You claim that you'll never withhold other ALS treatment, and yet you're afraid of some of the most important treatments that we offer. Are you afraid of benzodiazepines and opiates too? What about cardioversion? That's pretty risky, are you willing to do it?
 
I can't figure out if you are a straight up troll, or really just that bad at reading comprehension. I guess maybe this is the kind of reasoning and discourse that is to be expected from some members of a "profession" whose education comes mostly from 10th-grade level textbooks.

You can disagree with me on any issue you want, of course. But you can't lie about what I've said. I have never once argued for "taking away" any of those things.

Yeah, mr. Rocketmedic was a little abrasive. You can blame the Army for that. I doubt it's anything personal though, no need for the passive agressiveness, man.

While we're on the topic of passive aggressiveness though, did you not study those same text books while you were in school? Sure, some of us (hopefully most) spread our wings, and seek more knowledge from "meatier" texts, and you have no way of knowing who did/didn't.

I'll crack open The Pharmacological Basis of Therapeutics when I want to know why coke differs in its affects to other sodium channel blockers. It's all supplimentary, and in no way sets two medics apart from a practical standpoint.

I get it that you don't like having words put in your mouth. No one does. Perhaps a way to rectify that is to contribute more to the discussion than sniping people's comments. It comes off a little smug.
 
You need not be abrasive or uncivil.

Here, I'll attempt to translate for you.

You're in critical care, no? CCEMT-P is a very intensive endeavor, which most medics gave to spend months preparing for. You've undoubtedly spent a lot of time studying, practicing, and refining the foundation that you started with. It's a pretty high acuity world.

That being said, you need to lean on that foundation like a rock. You're going to need to advocate for the well-being of your patients, sometimes against the judgement of peers, nurses, PAs, and M.Ds. it happens all the time out here.

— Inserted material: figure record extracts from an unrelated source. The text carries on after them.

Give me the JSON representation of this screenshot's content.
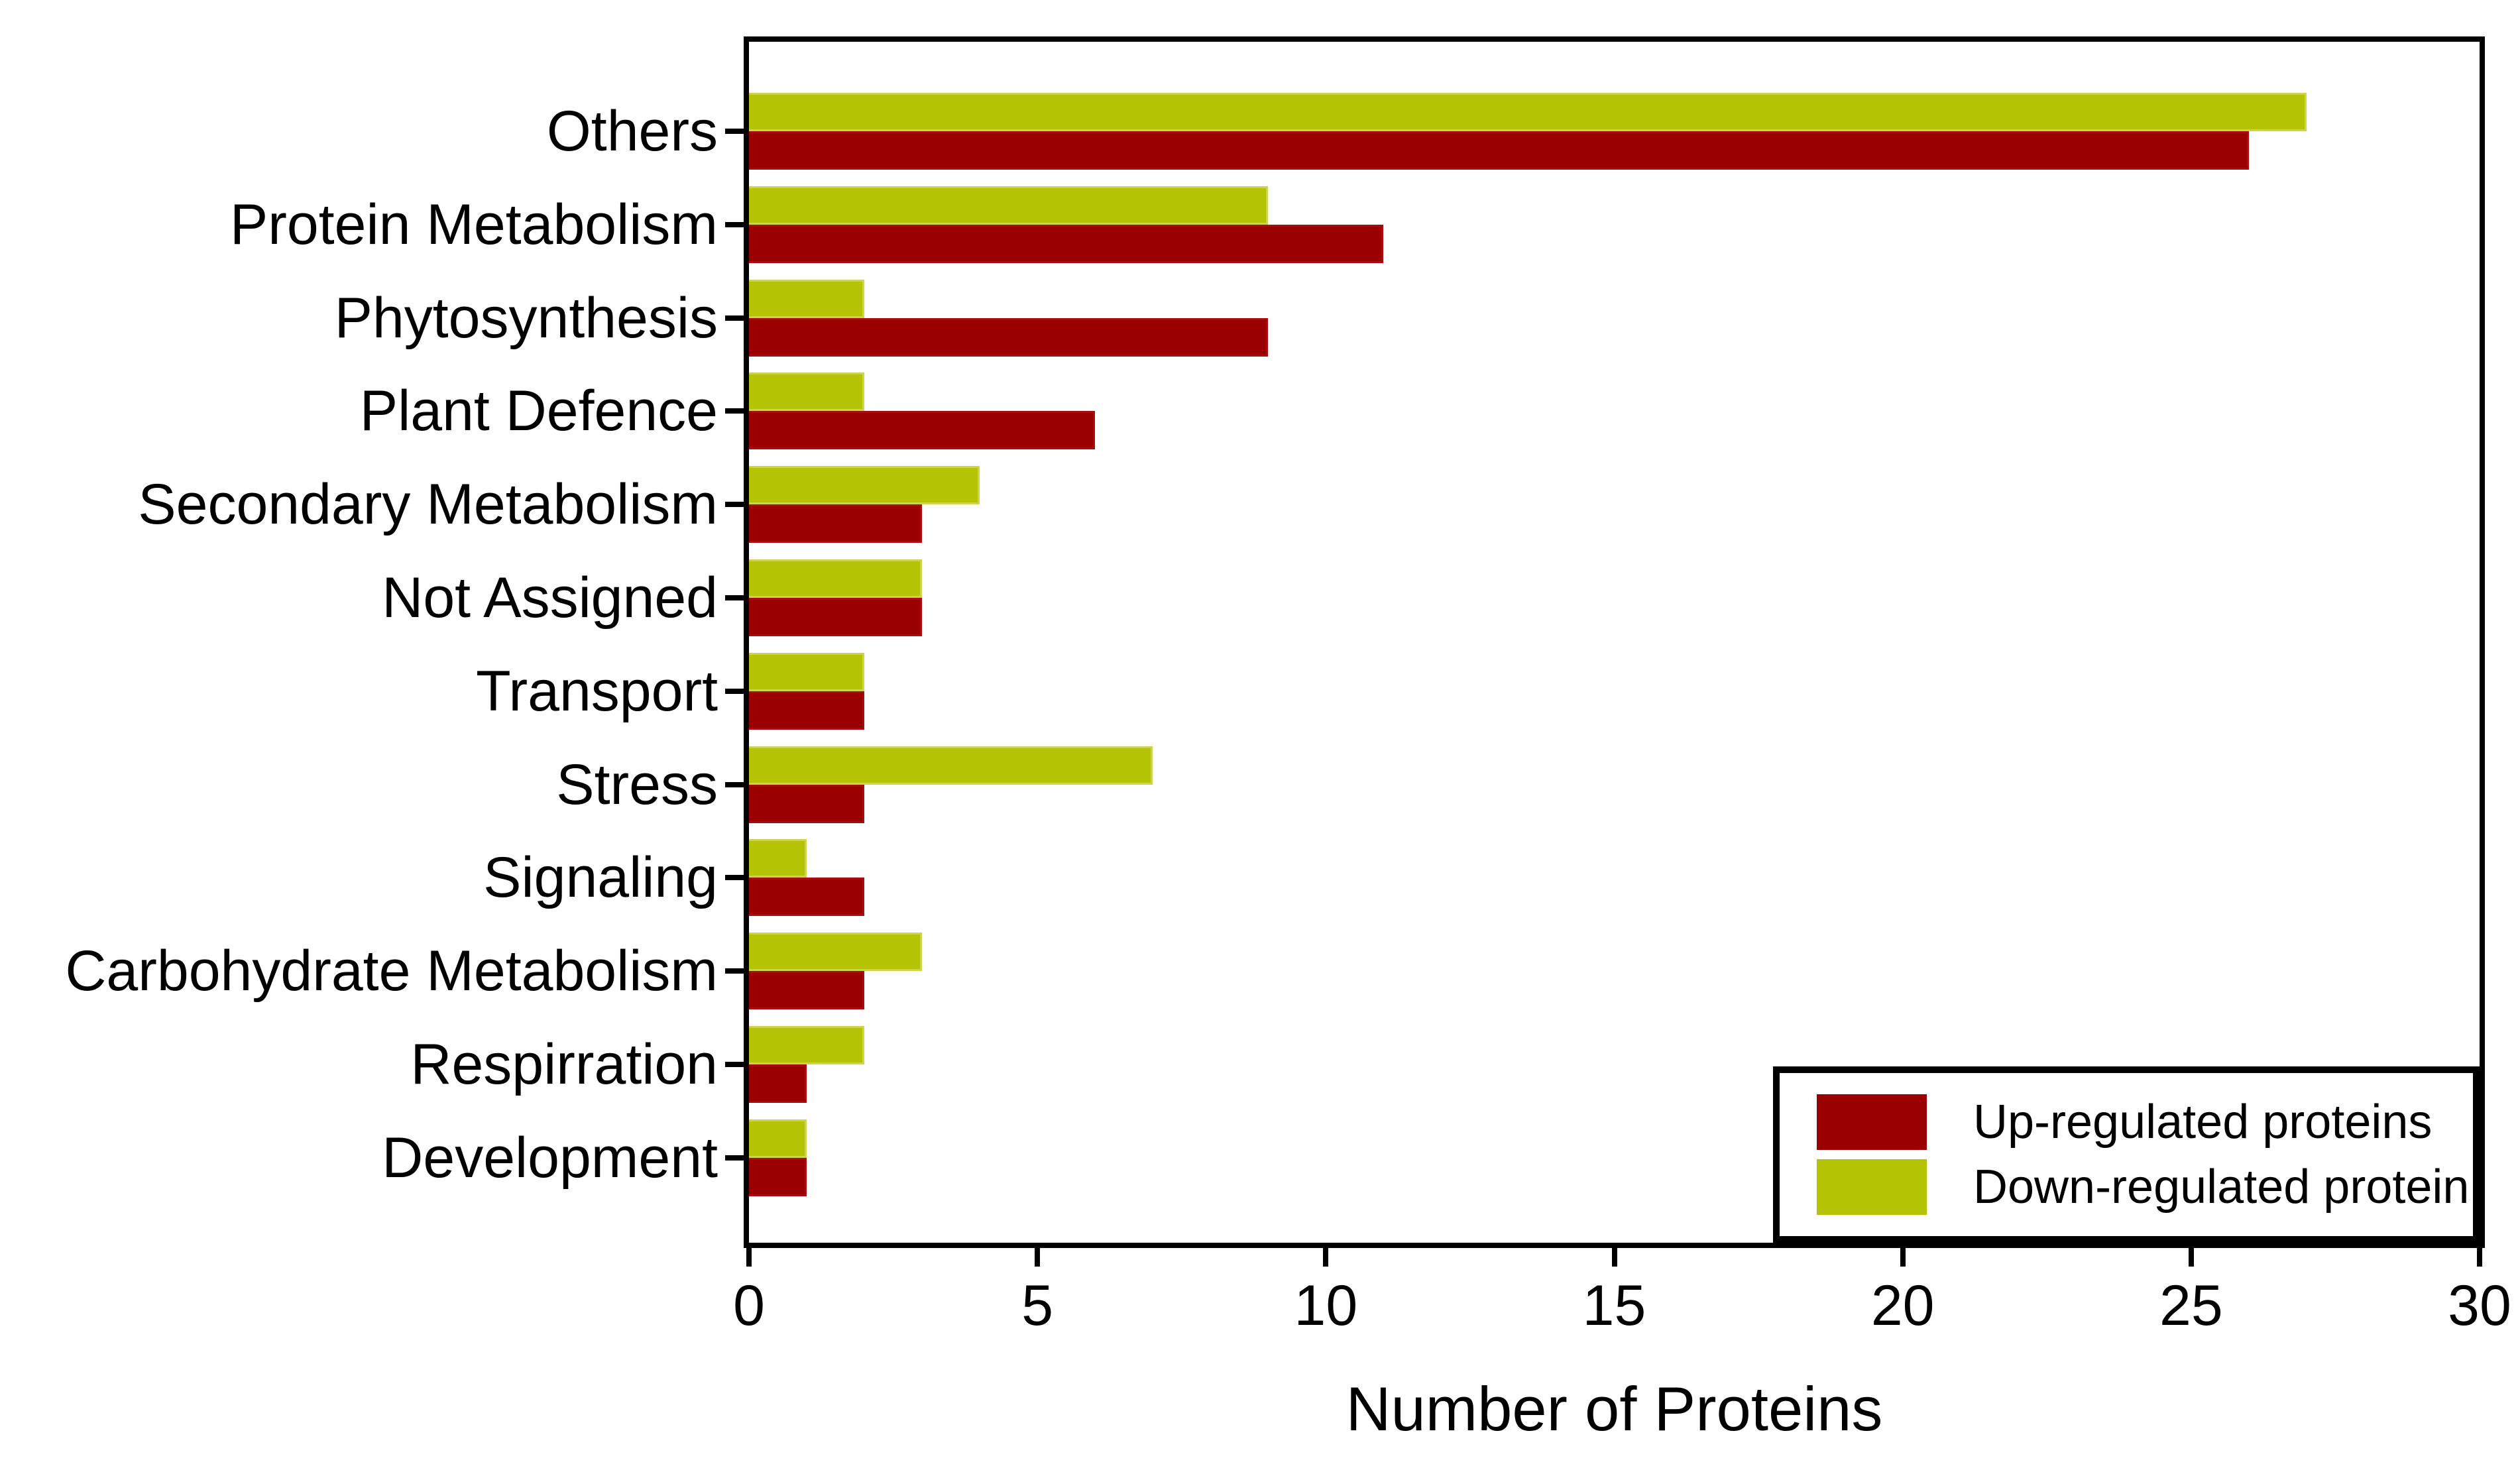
{
  "chart_data": {
    "type": "bar",
    "orientation": "horizontal",
    "title": "",
    "xlabel": "Number of Proteins",
    "ylabel": "",
    "xlim": [
      0,
      30
    ],
    "x_ticks": [
      0,
      5,
      10,
      15,
      20,
      25,
      30
    ],
    "grid": false,
    "legend_position": "lower right",
    "bar_layout": "down-regulated bar drawn above up-regulated bar for each category",
    "categories": [
      "Others",
      "Protein Metabolism",
      "Phytosynthesis",
      "Plant Defence",
      "Secondary Metabolism",
      "Not Assigned",
      "Transport",
      "Stress",
      "Signaling",
      "Carbohydrate Metabolism",
      "Respirration",
      "Development"
    ],
    "series": [
      {
        "name": "Up-regulated proteins",
        "color": "#9a0000",
        "values": [
          26,
          11,
          9,
          6,
          3,
          3,
          2,
          2,
          2,
          2,
          1,
          1
        ]
      },
      {
        "name": "Down-regulated protein",
        "color": "#b4c404",
        "values": [
          27,
          9,
          2,
          2,
          4,
          3,
          2,
          7,
          1,
          3,
          2,
          1
        ]
      }
    ]
  },
  "colors": {
    "up_regulated": "#9a0000",
    "down_regulated": "#b4c404",
    "axis": "#000000",
    "background": "#ffffff"
  }
}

You simply can't be swayed by something as simple as a video that takes something we already know, and attaches a strong bias to it.

Agree or disagree with this dude in the video, you need to be able to sift through the dregs of the internet, the trendy "flavor of the month" stuff, and the general bullsh1t thats gonna be stuffed down your gullet. Use that noodle that got you this far: is BLSing every patient really the answer?

Cmon man, you're better than that.
 
This thread will not be reopened. Some posts have been removed.

DO NOT reopen this topic in another thread.